Monday, April 19, 2004

God I love thunder. We just got to Senate House and are set up in our usual study room on the fourth floor, a double-story room with a balcony of books and huge windows on all sides to let in light from every direction. It’s a nice place to focus and a really interesting room (heraldic devices at intervals on the balcony railing, a huge coat of arms at the head of the chamber), and this is where we tend to work best. Just now, there was a burst of lightening so bright it looked as if we’d all been electrified, a crash of thunder so loud and long that it rattled the books from their shelves, and a gust of wind so fierce that the windows rattled in their panes. Then, silence. No rain, no hail, no wind or booming thunder; no flashing from the clouds, and the sky is gone white as a ghost. I think it was my long-time friends the Storm Gods giving me encouragement for the day’s battle. It will be a day for triumph. Oh, my brothers.

3:10

John just discovered the Autocorrect addition I put onto his word-processor program. He is writing a paper on the Roman playwright Plautus, but while he was in the bathroom last night I changed his settings so that whenever he typed that name, the computer would change it to “I am a bad person.” I had completely forgotten about it till just now, when John reared up from his work with a “you ass!” He has vowed to change my settings so that Chaucer will become “smelly assface,” and now I’m scared to leave him alone with my machine. What price mischief?

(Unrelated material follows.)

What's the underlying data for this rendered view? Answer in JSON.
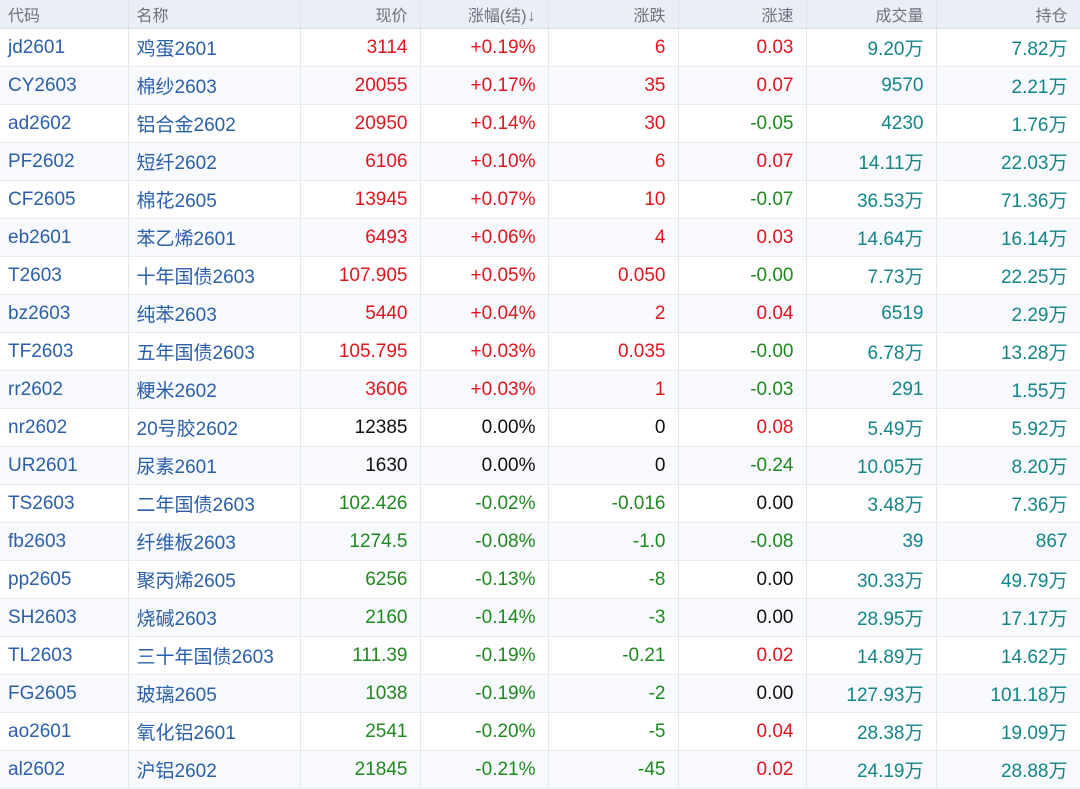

Sir Winston says: "History will be kind to me, for I intend to write it."
Why wasn't he ever made a lord? Laurence Olivier was made a lord before he died. Did you know that Lord Olivier shaved his legs? It was a habit picked up from his early days in the theatre, when the practically peniless troops couldn't afford the tights for their productions of Shakespeare, and the players had to shave their legs and paint them in bright colors. Apparently Sir Larry never wanted to kick the habit. Also, he would never talk to anyone unless they called him "Larry." I wonder what people called Churchill? Sir, I guess.